Monday, May. 30, 1983
Spin-Off
Time to form a new company
Time Inc. is best known as a communications company that publishes magazines and books and owns Home Box Office, the largest U.S. pay cable-television service. Since the early '50s, the company has also been in the forest-products business. It entered the field almost by accident, purchasing half a million acres of prime East Texas timberland as part of a long-term drive to find secure paper supplies for its magazines. The forest-products unit grew into a major producer of pulp and paperboard, although it never manufactured paper for the publications. In 1973 Time Inc. acquired Temple Industries, a large Texas producer of building products, and in 1978 it added Inland Container Corp., an Indianapolis-based manufacturer of containers and containerboard.
Now Time Inc. is leaving forest products. Last week, at the company's annual shareholders meeting, President J. Richard Munro announced a plan to form a separate company by splitting off the forest-products operations from the firm's other businesses. If stockholders approve the plan, which would give them shares in the new forest-products company, at a special meeting later this year, the move could be completed by year's end.
The spin-off should make it easier for each company to satisfy its own considerable capital needs. Said Munro: "At the moment, we inevitably have a continuing tug-of-war between widely different needs that have to be evaluated from distinctly different perspectives."

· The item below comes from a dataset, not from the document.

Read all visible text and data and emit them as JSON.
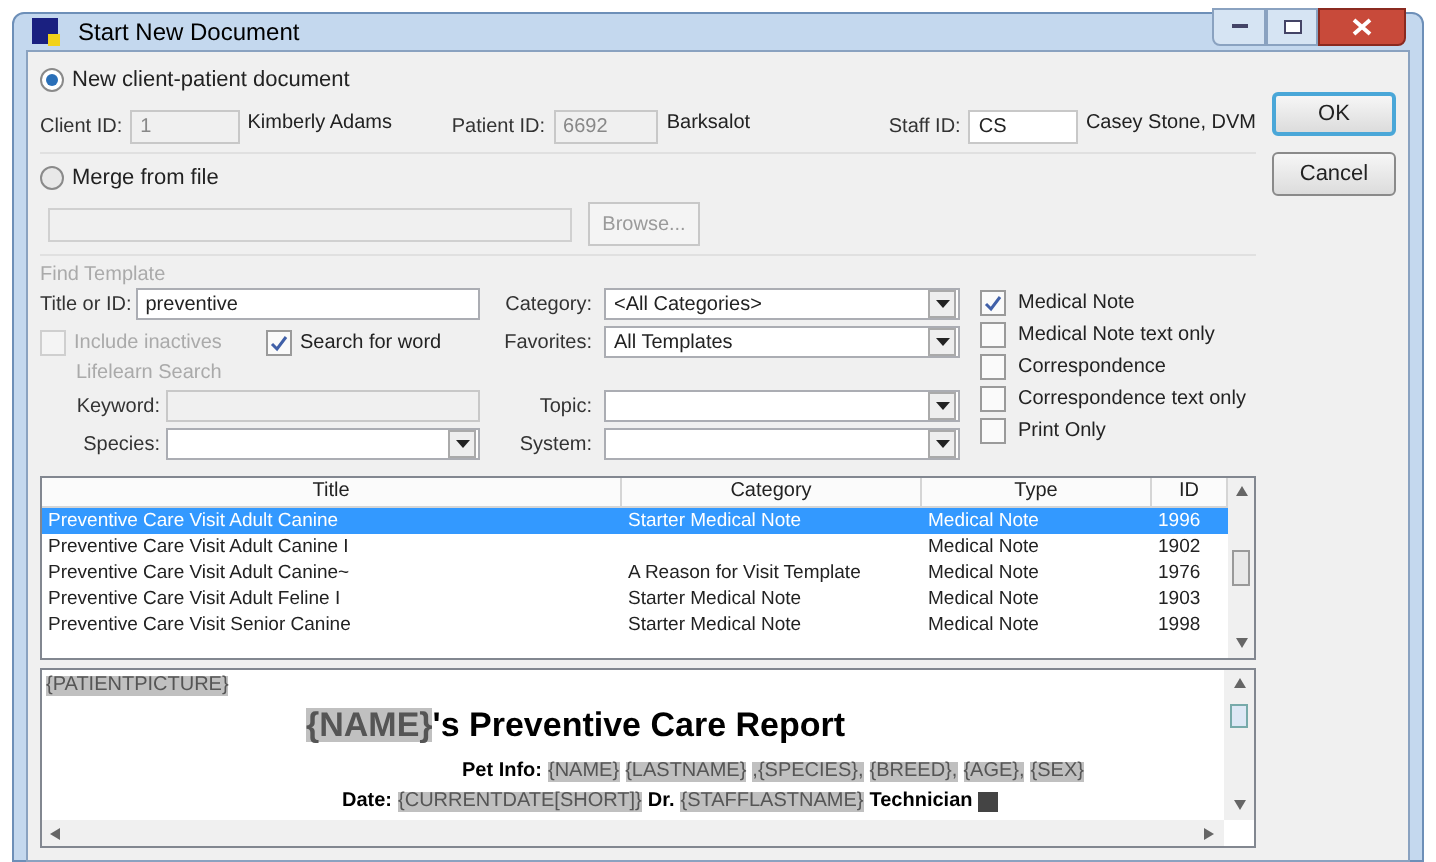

Time Inc. has made several major investments in communications during the past few years. In addition to its magazines, books and HBO, Time Inc. owns American Television & Communications Corp., one of the largest U.S. cable-TV companies. HBO last year joined with CBS and Columbia Pictures to form a new movie studio, Tri-Star Pictures. Last month the company launched its eighth magazine, TV-CABLE WEEK, which will provide system-specific listings for both cable and broadcast TV. Time Inc. is also experimenting with a teletext service for cable television. Time's teletext will be the official information service for the heads of government at this week's economic summit in Williamsburg, Va.

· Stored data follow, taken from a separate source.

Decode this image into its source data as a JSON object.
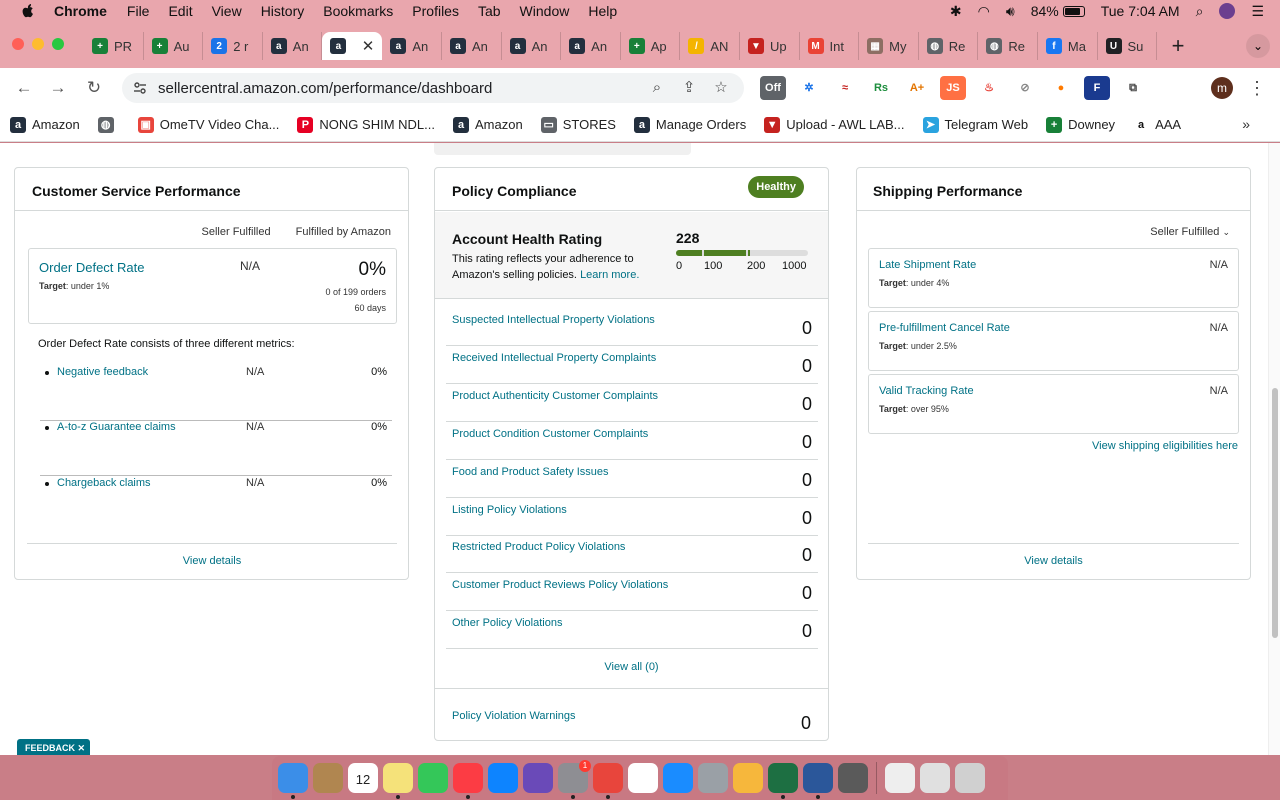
{
  "menubar": {
    "app": "Chrome",
    "items": [
      "File",
      "Edit",
      "View",
      "History",
      "Bookmarks",
      "Profiles",
      "Tab",
      "Window",
      "Help"
    ],
    "battery": "84%",
    "clock": "Tue 7:04 AM"
  },
  "tabs": [
    {
      "label": "PR",
      "color": "#188038",
      "glyph": "+"
    },
    {
      "label": "Au",
      "color": "#188038",
      "glyph": "+"
    },
    {
      "label": "2 r",
      "color": "#1a73e8",
      "glyph": "2"
    },
    {
      "label": "An",
      "color": "#232f3e",
      "glyph": "a"
    },
    {
      "label": "",
      "color": "#232f3e",
      "glyph": "a",
      "active": true
    },
    {
      "label": "An",
      "color": "#232f3e",
      "glyph": "a"
    },
    {
      "label": "An",
      "color": "#232f3e",
      "glyph": "a"
    },
    {
      "label": "An",
      "color": "#232f3e",
      "glyph": "a"
    },
    {
      "label": "An",
      "color": "#232f3e",
      "glyph": "a"
    },
    {
      "label": "Ap",
      "color": "#188038",
      "glyph": "+"
    },
    {
      "label": "AN",
      "color": "#f4b400",
      "glyph": "/"
    },
    {
      "label": "Up",
      "color": "#c5221f",
      "glyph": "▼"
    },
    {
      "label": "Int",
      "color": "#ea4335",
      "glyph": "M"
    },
    {
      "label": "My",
      "color": "#8d6e63",
      "glyph": "▦"
    },
    {
      "label": "Re",
      "color": "#5f6368",
      "glyph": "◍"
    },
    {
      "label": "Re",
      "color": "#5f6368",
      "glyph": "◍"
    },
    {
      "label": "Ma",
      "color": "#1877f2",
      "glyph": "f"
    },
    {
      "label": "Su",
      "color": "#202124",
      "glyph": "U"
    }
  ],
  "omnibox": {
    "url": "sellercentral.amazon.com/performance/dashboard"
  },
  "extensions": [
    {
      "label": "Off",
      "bg": "#5f6368",
      "fg": "#ffffff"
    },
    {
      "label": "✲",
      "bg": "#ffffff",
      "fg": "#1a73e8"
    },
    {
      "label": "≈",
      "bg": "#ffffff",
      "fg": "#c5221f"
    },
    {
      "label": "Rs",
      "bg": "#ffffff",
      "fg": "#1e8e3e"
    },
    {
      "label": "A+",
      "bg": "#ffffff",
      "fg": "#e37400"
    },
    {
      "label": "JS",
      "bg": "#ff7043",
      "fg": "#ffffff"
    },
    {
      "label": "♨",
      "bg": "#ffffff",
      "fg": "#e8453c"
    },
    {
      "label": "⊘",
      "bg": "#ffffff",
      "fg": "#888888"
    },
    {
      "label": "●",
      "bg": "#ffffff",
      "fg": "#ff7a00"
    },
    {
      "label": "F",
      "bg": "#1a3a8f",
      "fg": "#ffffff"
    },
    {
      "label": "⧉",
      "bg": "#ffffff",
      "fg": "#444444"
    }
  ],
  "profile_initial": "m",
  "bookmarks": [
    {
      "label": "Amazon",
      "color": "#232f3e",
      "glyph": "a"
    },
    {
      "label": "",
      "color": "#5f6368",
      "glyph": "◍"
    },
    {
      "label": "OmeTV Video Cha...",
      "color": "#e8453c",
      "glyph": "▣"
    },
    {
      "label": "NONG SHIM NDL...",
      "color": "#e60023",
      "glyph": "P"
    },
    {
      "label": "Amazon",
      "color": "#232f3e",
      "glyph": "a"
    },
    {
      "label": "STORES",
      "color": "#5f6368",
      "glyph": "▭"
    },
    {
      "label": "Manage Orders",
      "color": "#232f3e",
      "glyph": "a"
    },
    {
      "label": "Upload - AWL LAB...",
      "color": "#c5221f",
      "glyph": "▼"
    },
    {
      "label": "Telegram Web",
      "color": "#2aa3df",
      "glyph": "➤"
    },
    {
      "label": "Downey",
      "color": "#188038",
      "glyph": "+"
    },
    {
      "label": "AAA",
      "color": "#ffffff",
      "glyph": "a"
    }
  ],
  "csp": {
    "title": "Customer Service Performance",
    "col_seller": "Seller Fulfilled",
    "col_fba": "Fulfilled by Amazon",
    "odr": {
      "name": "Order Defect Rate",
      "target_label": "Target",
      "target_value": ": under 1%",
      "seller": "N/A",
      "fba": "0%",
      "orders": "0 of 199 orders",
      "days": "60 days"
    },
    "consists": "Order Defect Rate consists of three different metrics:",
    "metrics": [
      {
        "name": "Negative feedback",
        "seller": "N/A",
        "fba": "0%"
      },
      {
        "name": "A-to-z Guarantee claims",
        "seller": "N/A",
        "fba": "0%"
      },
      {
        "name": "Chargeback claims",
        "seller": "N/A",
        "fba": "0%"
      }
    ],
    "view_details": "View details"
  },
  "policy": {
    "title": "Policy Compliance",
    "badge": "Healthy",
    "ahr_title": "Account Health Rating",
    "ahr_desc": "This rating reflects your adherence to Amazon's selling policies.",
    "ahr_learn": "Learn more.",
    "ahr_score": "228",
    "ahr_level": 228,
    "ahr_ticks": [
      "0",
      "100",
      "200",
      "1000"
    ],
    "violations": [
      {
        "name": "Suspected Intellectual Property Violations",
        "count": "0"
      },
      {
        "name": "Received Intellectual Property Complaints",
        "count": "0"
      },
      {
        "name": "Product Authenticity Customer Complaints",
        "count": "0"
      },
      {
        "name": "Product Condition Customer Complaints",
        "count": "0"
      },
      {
        "name": "Food and Product Safety Issues",
        "count": "0"
      },
      {
        "name": "Listing Policy Violations",
        "count": "0"
      },
      {
        "name": "Restricted Product Policy Violations",
        "count": "0"
      },
      {
        "name": "Customer Product Reviews Policy Violations",
        "count": "0"
      },
      {
        "name": "Other Policy Violations",
        "count": "0"
      }
    ],
    "view_all": "View all (0)",
    "warnings": {
      "name": "Policy Violation Warnings",
      "count": "0"
    }
  },
  "shipping": {
    "title": "Shipping Performance",
    "dropdown": "Seller Fulfilled",
    "metrics": [
      {
        "name": "Late Shipment Rate",
        "target_label": "Target",
        "target_value": ": under 4%",
        "value": "N/A"
      },
      {
        "name": "Pre-fulfillment Cancel Rate",
        "target_label": "Target",
        "target_value": ": under 2.5%",
        "value": "N/A"
      },
      {
        "name": "Valid Tracking Rate",
        "target_label": "Target",
        "target_value": ": over 95%",
        "value": "N/A"
      }
    ],
    "eligibilities": "View shipping eligibilities here",
    "view_details": "View details"
  },
  "feedback": "FEEDBACK",
  "dock": [
    {
      "name": "finder",
      "color": "#3b8ee8",
      "running": true
    },
    {
      "name": "notes-app",
      "color": "#b08650",
      "running": false
    },
    {
      "name": "calendar",
      "color": "#ffffff",
      "running": false,
      "label": "12"
    },
    {
      "name": "notes",
      "color": "#f5e27a",
      "running": true
    },
    {
      "name": "facetime",
      "color": "#34c759",
      "running": false
    },
    {
      "name": "music",
      "color": "#fc3c44",
      "running": true
    },
    {
      "name": "app-store",
      "color": "#0d84ff",
      "running": false
    },
    {
      "name": "siri",
      "color": "#6a4ab8",
      "running": false
    },
    {
      "name": "system-settings",
      "color": "#8e8e93",
      "running": true,
      "badge": "1"
    },
    {
      "name": "chrome",
      "color": "#e8453c",
      "running": true
    },
    {
      "name": "reminders",
      "color": "#ffffff",
      "running": false
    },
    {
      "name": "safari",
      "color": "#1a8cff",
      "running": false
    },
    {
      "name": "launchpad",
      "color": "#9aa0a6",
      "running": false
    },
    {
      "name": "photos",
      "color": "#f6b73c",
      "running": false
    },
    {
      "name": "excel",
      "color": "#1d6f42",
      "running": true
    },
    {
      "name": "word",
      "color": "#2b579a",
      "running": true
    },
    {
      "name": "calculator",
      "color": "#5a5a5a",
      "running": false
    },
    {
      "name": "documents",
      "color": "#eeeeee",
      "running": false
    },
    {
      "name": "downloads",
      "color": "#e0e0e0",
      "running": false
    },
    {
      "name": "trash",
      "color": "#d0d0d0",
      "running": false
    }
  ]
}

The forest-products firm, which will have its headquarters in Diboll, Texas, will be a major U.S. corporation on its own. Last year that part of Time Inc. accounted for $1.1 billion, or 32% of the company's $3.6 billion in revenues. If it had been an independent company, the forest-products operation would have ranked 270 on the FORTUNE 500 list. Munro said in announcing the proposal that separation means that the "major parts of Time Inc. can become greater than the whole."